Une équipe internationale de chercheurs français (Institut de physique du globe de Paris (CNRS/ Paris Diderot/ Cité Paris Sorbonne) et Laboratoire de géologie de Lyon Terre Planète Environnement (CNRS/ U. Lyon 1/ ENS)), américain et britannique montrent que la périodicité des éruptions de certains volcans de subduction est due à la compétition entre la détente du gaz et contenu dans le magma et la compaction du magma dans les conduits éruptifs. La structure et la morphologie des volcans n'entrant pas en ligne de compte. Cette étude est parue dans la revue Nature Géoscience.
Les volcans actifs au magma riche en silice, typiques des zones de subduction, présentent souvent une activité périodique. A la Soufrière Hills (Montserrat) comme au Mont Pinatubo (Philippines) ou au volcan Sakurajima (Japon) des cycles périodiques de déformation du sol et de sismicité, accompagnés de dégazage et d’activité éruptive, ont été enregistrés. Par exemple, à Montserrat, en 1996-1997, des épisodes récurrents de bombement (inflation) et de déflation de l’édifice avec des périodes de 6 à 30h étaient accompagnés par des essaims sismiques. Le pic du cycle de déformation et de sismicité correspondait à des épisodes éruptifs importants comme des écoulements pyroclastiques, des éruptions vulcaniennes ou des épisodes de croissance rapide du dôme. A Sakurajima, des explosions vulcaniennes répétitives avec des périodes de quelques heures sont aussi associées à une inflation préliminaire de l’édifice et de la sismicité. Ainsi, les observations de cycles de déformation et de dégazage sont d’une importance cruciale pour prédire une éruption.
Cependant, l’origine de ce comportement périodique reste floue. Si les changements abrupts du taux d’éruption sont bien expliqués par le fait qu’un bouchon de magma dense et rigide obstrue le haut du conduit volcanique, puis glisse sur les parois du conduit, lors de sa mise sous pression, l’origine de cette mise sous pression périodique reste inconnue.
La lave qui pénètre dans le conduit et débute son ascension est un mélange de magma et de gaz. C’est sur la physique de ce problème très particulier d’écoulement à deux phases (magma et gaz) que se sont penchés les auteurs de l’article. Par décompression et du fait de sa faible densité, le gaz a tendance à se détendre, se séparer du magma et remonter plus vite que celui-ci dans le conduit. Le gaz, plus léger que le magma, s'élève plus vite. C’est en somme ce qui se passe en ouvrant une bouteille de champagne.
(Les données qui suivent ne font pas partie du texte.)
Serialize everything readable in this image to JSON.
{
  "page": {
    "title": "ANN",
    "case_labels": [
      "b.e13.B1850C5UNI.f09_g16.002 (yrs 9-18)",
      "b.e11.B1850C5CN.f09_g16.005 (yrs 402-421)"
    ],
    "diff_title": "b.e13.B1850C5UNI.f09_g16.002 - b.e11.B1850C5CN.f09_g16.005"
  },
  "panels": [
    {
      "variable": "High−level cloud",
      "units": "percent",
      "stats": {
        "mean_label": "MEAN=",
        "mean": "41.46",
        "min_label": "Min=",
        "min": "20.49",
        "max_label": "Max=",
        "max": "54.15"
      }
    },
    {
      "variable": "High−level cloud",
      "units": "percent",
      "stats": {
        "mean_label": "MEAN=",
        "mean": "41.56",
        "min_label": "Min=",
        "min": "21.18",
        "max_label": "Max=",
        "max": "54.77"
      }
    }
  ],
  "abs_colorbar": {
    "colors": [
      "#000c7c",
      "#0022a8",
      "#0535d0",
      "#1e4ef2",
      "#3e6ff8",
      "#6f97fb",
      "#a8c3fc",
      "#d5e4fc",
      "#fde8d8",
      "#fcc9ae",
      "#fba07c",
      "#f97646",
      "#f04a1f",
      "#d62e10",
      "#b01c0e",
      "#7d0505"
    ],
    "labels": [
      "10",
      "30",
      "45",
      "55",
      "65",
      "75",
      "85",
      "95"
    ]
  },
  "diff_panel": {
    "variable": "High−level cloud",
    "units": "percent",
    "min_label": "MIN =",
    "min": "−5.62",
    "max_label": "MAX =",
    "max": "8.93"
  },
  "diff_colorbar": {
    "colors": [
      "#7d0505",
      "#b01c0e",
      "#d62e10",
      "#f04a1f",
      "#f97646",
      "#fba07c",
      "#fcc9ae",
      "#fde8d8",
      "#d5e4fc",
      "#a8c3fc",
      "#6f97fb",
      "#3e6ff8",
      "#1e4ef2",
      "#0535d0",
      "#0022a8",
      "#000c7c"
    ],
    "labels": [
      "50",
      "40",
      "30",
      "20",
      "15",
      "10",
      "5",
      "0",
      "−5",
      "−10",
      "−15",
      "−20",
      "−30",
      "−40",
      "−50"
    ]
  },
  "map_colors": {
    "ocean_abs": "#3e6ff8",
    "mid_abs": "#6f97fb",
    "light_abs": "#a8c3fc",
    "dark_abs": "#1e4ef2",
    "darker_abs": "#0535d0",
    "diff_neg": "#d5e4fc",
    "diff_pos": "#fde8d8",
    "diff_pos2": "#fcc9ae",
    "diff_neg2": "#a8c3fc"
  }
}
Mais pour laisser passer le gaz, le magma se déforme et se compacte. Ce faisant, il le comprime. S’instaure alors une compétition entre compression du gaz par compaction du magma et expansion du gaz contenu dans le magma par ascension-décompression au sein du conduit.
Les auteurs montrent que cette compétition produit un comportement périodique. Il se créée des zones compactées, peu riches en gaz, alternant avec des zones riches en gaz sur une longueur bien spécifique qui donne au phénomène un caractère ondulatoire. C’est pourquoi les auteurs appellent "onde de gaz" cette alternance entre zones riches en gaz et zones peu riches en gaz qui remonte dans le conduit et se manifeste en surface par des explosions périodiques. En effet, si la longueur entre deux zones riches en gaz, i.e. la longueur d’onde, est trop courte, la compaction du magma prédomine et comprime le gaz ; les longueurs d’onde courtes sont donc atténuées et disparaissent au cours de l’ascension. Si la longueur d’onde est assez grande, l’expansion du gaz peut se produire et l’onde croît en amplitude (c’est-à-dire que la teneur en gaz de la zone riche en gaz augmente) au cours de son ascension. Cependant, pour des ondes de très grandes longueurs d’onde, le volume du pulse de gaz est très étalé, et le gaz peut s'échapper facilement entraînant une diminution de la teneur en gaz. Ainsi, la longueur de l’onde de gaz doit être juste de la bonne taille (de 100 à 2000m) pour survivre et croître au cours de son ascension dans le conduit.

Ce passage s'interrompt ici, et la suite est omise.